Op grond van het vorengaande is het hof, gelijk de rechtbank, dan ook van oordeel dat [appellante] niet aan de voor haar uit de schuldsaneringsregeling voortvloeiende sollicitatie- en (spontane) informatieplicht heeft voldaan en dat de van haar te vergen medewerking aan een doeltreffende uitvoering van de schuldsaneringsregeling heeft ontbroken. Door dit doen of nalaten is de uitvoering van de schuldsaneringsregeling in ernstige mate belemmerd dan wel gefrustreerd.
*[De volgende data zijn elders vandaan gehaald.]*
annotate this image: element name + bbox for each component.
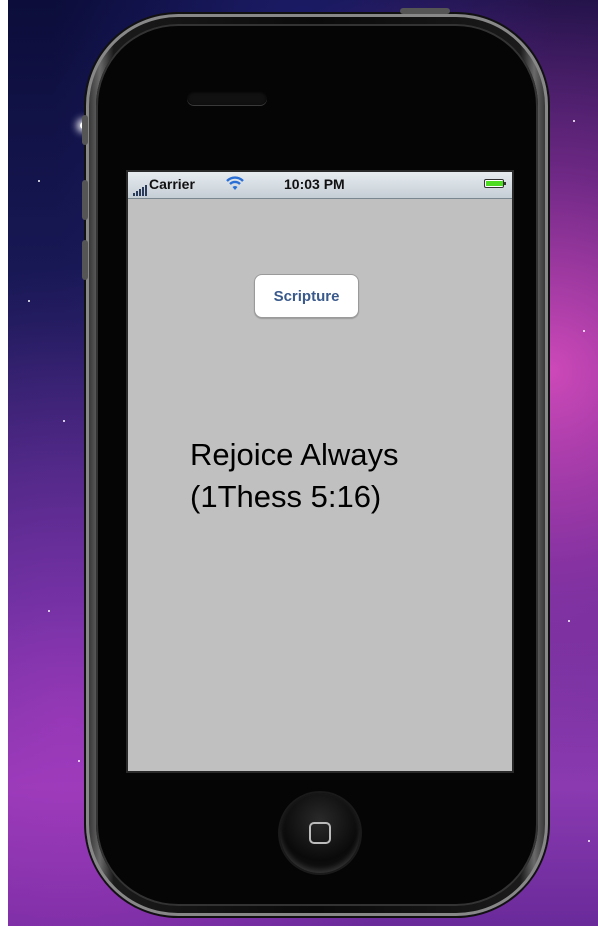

Daarbij is het hof van oordeel dat niet is gebleken dat, temeer nu relevante bescheiden in hoger beroep niet (meer) zijn overgelegd (vgl. hiervόόr r.o. 3.9.4.) de geconstateerde tekortkomingen [appellante] niet kunnen worden verweten (vlg. HR 12 juni 2009, NJ 2009, 270). Voorts is het hof van oordeel dat [appellante] niet aannemelijk heeft gemaakt dat zij alsnog de regels van de schuldsaneringsregeling zal gaan nakomen. [appellante] heeft immers, ondanks diverse aanschrijvingen daartoe van de bewindvoerder en een verhoor bij de rechter-commissaris op 4 november 2014, niet aangetoond zich volledig te hebben ingezet om haar tekortkomingen, waarop zij nadrukkelijk en bij herhaling was gewezen, alsnog te verbeteren. Al hetgeen hiervoor is overwogen voert het hof dan ook tot de slotsom dat de rechtbank terecht en op goede gronden heeft geoordeeld dat de schuldsaneringsregeling van [appellante] tussentijds dient te worden beëindigd en dat, wat het hof betreft, gelet op het voorgaande, zowel afzonderlijk als in onderlinge samenhang bezien, geen grond bestaat om de periode van de schuldsaneringsregeling van [appellante] te verlengen.
3.10.
Het vonnis waarvan beroep zal worden bekrachtigd.

4.De uitspraak

Het hof:
bekrachtigt het vonnis waarvan beroep.
Dit arrest is gewezen door mrs. L.Th.L.G. Pellis, P.J.M. Bongaarts en J.J. Minnaar en in het openbaar uitgesproken op 5 maart 2015.